For three years, I observed AI's presence in undergraduate classrooms — not from a distance, but through teaching, direct conversations with students, and the assignments they submitted. As an ethnomusicologist and researcher who teaches undergraduate courses, I watched students offload not just writing, but thinking. The field's response was largely to resist: humanities educators kept sounding the alarm about AI's effect on learning and told students simply not to use it. I understood the concern, but I thought the approach was wrong.
Humanities educators are making AI policy decisions based on fear rather than evidence.
Without understanding how students actually engage with these tools, blanket resistance leaves students without guidance — and doesn't stop the behavior. We needed a different starting point: what does AI use actually look like when students are given a structured, intentional framework for it?

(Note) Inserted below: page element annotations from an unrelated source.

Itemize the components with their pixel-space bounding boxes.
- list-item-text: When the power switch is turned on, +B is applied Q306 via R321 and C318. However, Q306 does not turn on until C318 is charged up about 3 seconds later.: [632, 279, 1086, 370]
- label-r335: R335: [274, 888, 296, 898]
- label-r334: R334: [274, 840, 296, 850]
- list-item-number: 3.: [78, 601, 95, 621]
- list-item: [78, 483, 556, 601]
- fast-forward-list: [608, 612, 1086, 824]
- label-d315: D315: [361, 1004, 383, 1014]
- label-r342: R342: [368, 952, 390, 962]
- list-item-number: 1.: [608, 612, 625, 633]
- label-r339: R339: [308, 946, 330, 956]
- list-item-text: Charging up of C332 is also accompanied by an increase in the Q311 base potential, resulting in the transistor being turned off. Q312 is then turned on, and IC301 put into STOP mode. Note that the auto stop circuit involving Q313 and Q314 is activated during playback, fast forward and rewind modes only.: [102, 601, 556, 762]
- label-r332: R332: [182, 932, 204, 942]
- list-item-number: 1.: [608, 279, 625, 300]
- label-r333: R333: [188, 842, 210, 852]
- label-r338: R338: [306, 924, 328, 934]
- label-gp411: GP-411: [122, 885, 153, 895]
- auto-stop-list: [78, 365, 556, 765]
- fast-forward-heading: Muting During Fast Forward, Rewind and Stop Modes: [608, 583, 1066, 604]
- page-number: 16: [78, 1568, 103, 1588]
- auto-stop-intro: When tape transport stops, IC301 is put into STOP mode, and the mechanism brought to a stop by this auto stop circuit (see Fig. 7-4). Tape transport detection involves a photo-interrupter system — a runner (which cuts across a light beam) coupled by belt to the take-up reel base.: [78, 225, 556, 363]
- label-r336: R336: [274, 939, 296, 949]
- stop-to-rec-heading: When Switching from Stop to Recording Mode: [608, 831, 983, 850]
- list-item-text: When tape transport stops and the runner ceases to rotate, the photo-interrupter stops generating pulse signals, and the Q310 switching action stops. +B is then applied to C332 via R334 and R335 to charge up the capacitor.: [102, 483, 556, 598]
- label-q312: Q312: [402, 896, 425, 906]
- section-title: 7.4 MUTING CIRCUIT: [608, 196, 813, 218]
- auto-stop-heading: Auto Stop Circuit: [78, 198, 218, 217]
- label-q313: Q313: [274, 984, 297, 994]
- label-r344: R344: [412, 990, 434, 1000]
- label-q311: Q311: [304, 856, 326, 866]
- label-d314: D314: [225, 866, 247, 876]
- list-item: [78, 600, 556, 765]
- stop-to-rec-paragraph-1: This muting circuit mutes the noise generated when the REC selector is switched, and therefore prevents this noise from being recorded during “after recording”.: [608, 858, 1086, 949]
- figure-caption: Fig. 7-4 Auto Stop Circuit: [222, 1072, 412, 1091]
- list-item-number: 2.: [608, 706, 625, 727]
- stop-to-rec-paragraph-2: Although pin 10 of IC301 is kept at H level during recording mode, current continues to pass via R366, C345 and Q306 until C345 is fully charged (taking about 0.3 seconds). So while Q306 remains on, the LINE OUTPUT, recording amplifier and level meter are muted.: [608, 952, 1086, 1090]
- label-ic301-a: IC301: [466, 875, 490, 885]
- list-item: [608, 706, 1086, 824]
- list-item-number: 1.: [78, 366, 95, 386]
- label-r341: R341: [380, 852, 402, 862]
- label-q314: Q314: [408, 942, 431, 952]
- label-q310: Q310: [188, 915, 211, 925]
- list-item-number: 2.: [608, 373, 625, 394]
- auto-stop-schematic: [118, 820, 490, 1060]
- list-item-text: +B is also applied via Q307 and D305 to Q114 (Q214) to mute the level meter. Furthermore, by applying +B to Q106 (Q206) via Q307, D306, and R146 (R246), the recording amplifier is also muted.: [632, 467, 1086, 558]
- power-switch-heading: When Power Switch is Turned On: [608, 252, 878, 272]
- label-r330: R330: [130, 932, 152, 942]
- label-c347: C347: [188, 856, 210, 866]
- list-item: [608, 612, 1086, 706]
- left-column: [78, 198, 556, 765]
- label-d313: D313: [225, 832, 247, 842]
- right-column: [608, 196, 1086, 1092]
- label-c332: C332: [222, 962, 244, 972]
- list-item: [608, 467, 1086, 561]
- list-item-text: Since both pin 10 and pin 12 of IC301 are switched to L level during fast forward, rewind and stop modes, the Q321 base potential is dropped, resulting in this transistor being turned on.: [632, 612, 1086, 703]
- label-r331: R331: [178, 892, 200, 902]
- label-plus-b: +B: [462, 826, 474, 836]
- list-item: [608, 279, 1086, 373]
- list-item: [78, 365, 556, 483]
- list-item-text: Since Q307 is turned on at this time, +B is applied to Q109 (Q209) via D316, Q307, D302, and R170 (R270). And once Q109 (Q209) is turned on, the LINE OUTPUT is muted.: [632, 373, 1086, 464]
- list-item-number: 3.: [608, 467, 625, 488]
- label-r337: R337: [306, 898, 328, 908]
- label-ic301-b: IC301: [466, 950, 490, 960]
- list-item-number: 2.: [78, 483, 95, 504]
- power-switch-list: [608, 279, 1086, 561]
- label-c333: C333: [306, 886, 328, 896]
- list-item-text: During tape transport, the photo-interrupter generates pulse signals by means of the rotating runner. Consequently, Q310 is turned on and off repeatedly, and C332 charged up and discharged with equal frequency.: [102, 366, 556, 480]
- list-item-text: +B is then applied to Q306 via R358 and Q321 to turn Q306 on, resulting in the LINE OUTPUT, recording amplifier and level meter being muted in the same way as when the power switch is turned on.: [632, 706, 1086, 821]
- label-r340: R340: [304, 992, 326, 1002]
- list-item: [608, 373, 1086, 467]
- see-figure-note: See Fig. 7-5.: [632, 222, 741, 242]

Where do they trust it, where do they push back, and what does that tell us about learning?
I asked students in Intro to World Musics (MUH2501) to use AI on a real assignment and write openly about their experience — what helped, what felt off, where they took over. I assured them there were no right or wrong answers and no grade penalties. That psychological safety mattered: it gave me honest data rather than performed compliance.
From those responses, I built a 20-code qualitative codebook, analyzed patterns across 12 participants, and developed 5 UX personas representing distinct AI trust postures.
Based on what I found, I designed a hypothetical assignment framework — a structured Canvas layout that gives students defined boundaries for AI use, preserving the learning process rather than replacing it. This is a speculative design solution to a real, documented problem.
Five personas emerged from the data, each representing a distinct relationship to AI in academic writing. Mapped across two behavioral axes — delegation and verification — the personas reveal that the critical divide is not whether students use AI, but whether they can evaluate what it produces.
Nine of twelve participants cited efficiency as their primary motivation. But students who delegated more reported weaker connections to the course material. Speed and depth operate in direct tension — and the tradeoff is invisible to students in the moment.
Every participant drew their own line on acceptable AI use, with no institutional guidance to reference. Brandon delegated entire drafts; Jenna refused anything requiring personal judgment. Both were operating in the same course, with no shared definition of appropriate use.
Students who accepted AI output with minimal revision were also least equipped to catch its errors — generic arguments, fabricated details, mismatches with specific course readings. The more AI handled, the less visible its failures became.
Maxine, with a CS background, could name AI's failure modes precisely. Most of her peers could not. AI output reads as confident regardless of accuracy, and without a verification habit, students overestimate their ability to detect when something is wrong.
The findings pointed to two distinct problems requiring two distinct design responses.
Make the cost of delegation visible
Brandon's pattern — prompting AI with a detailed outline, then submitting with minimal revision — wasn't laziness. It was a rational response to an invisible tradeoff. Nothing in the current assignment experience surfaces what full delegation actually costs. The work gets done, the submission looks complete, and the learning that should have happened simply doesn't.
The design response is to make that cost visible at the moment it matters: a delegation indicator that shows students in real time what proportion of their submitted work is AI-generated versus their own; a lightweight reflection prompt before final submission; and structured AI assist modes — outline, not draft; start, not finish.
Help students verify, not just produce
Maxine could identify AI's failure modes because she had prior knowledge to check against. Most of her peers couldn't — and the problem is that AI output reads as confident regardless of whether it's accurate. The design response builds verification into the workflow: a depth signal layer that flags AI-generated sections lacking course-specific evidence; a claim-check prompt; and a visual indicator that distinguishes how confident AI output sounds from how verifiable it actually is.
AI tools are designed to produce finished-looking output with no friction, no transparency, and no moment that asks the student to reflect on their own role in the process. The design direction in both cases is the same — introduce intentional friction at the right moment, not to make the tool harder to use, but to make the learning more visible.
Based on the research findings, I designed a hypothetical three-screen Canvas assignment framework that gives students defined boundaries for AI use while preserving the learning process.
The finding that surprised me most wasn't about AI — it was about students. Every participant already knew how AI worked, had used it before, and could articulate exactly what they were trading away by relying on it. The awareness was there. What drove delegation wasn't ignorance — it was burnout, workload, and the very real fact that not everyone arrives at university as a confident writer. For students who struggle with structure, AI fills a gap that the institution was never filling well to begin with. That realization shifted how I thought about the design problem entirely.
If I ran the study again, I would ask two additional questions: which AI tool each student used, and I would anchor the assignment to a specific song they chose themselves. The second change matters most — when students write about music they personally connect to, the gap between what AI produces and what they actually think becomes impossible to ignore. That contrast would sharpen the findings considerably.
Instead of buying someone a pizza and assuming they'll like it, you give them a menu with options they can actually choose from. The Canvas framework tries to do exactly that — not to remove AI from the equation, but to give students a structured way to decide how much of themselves they want to put in.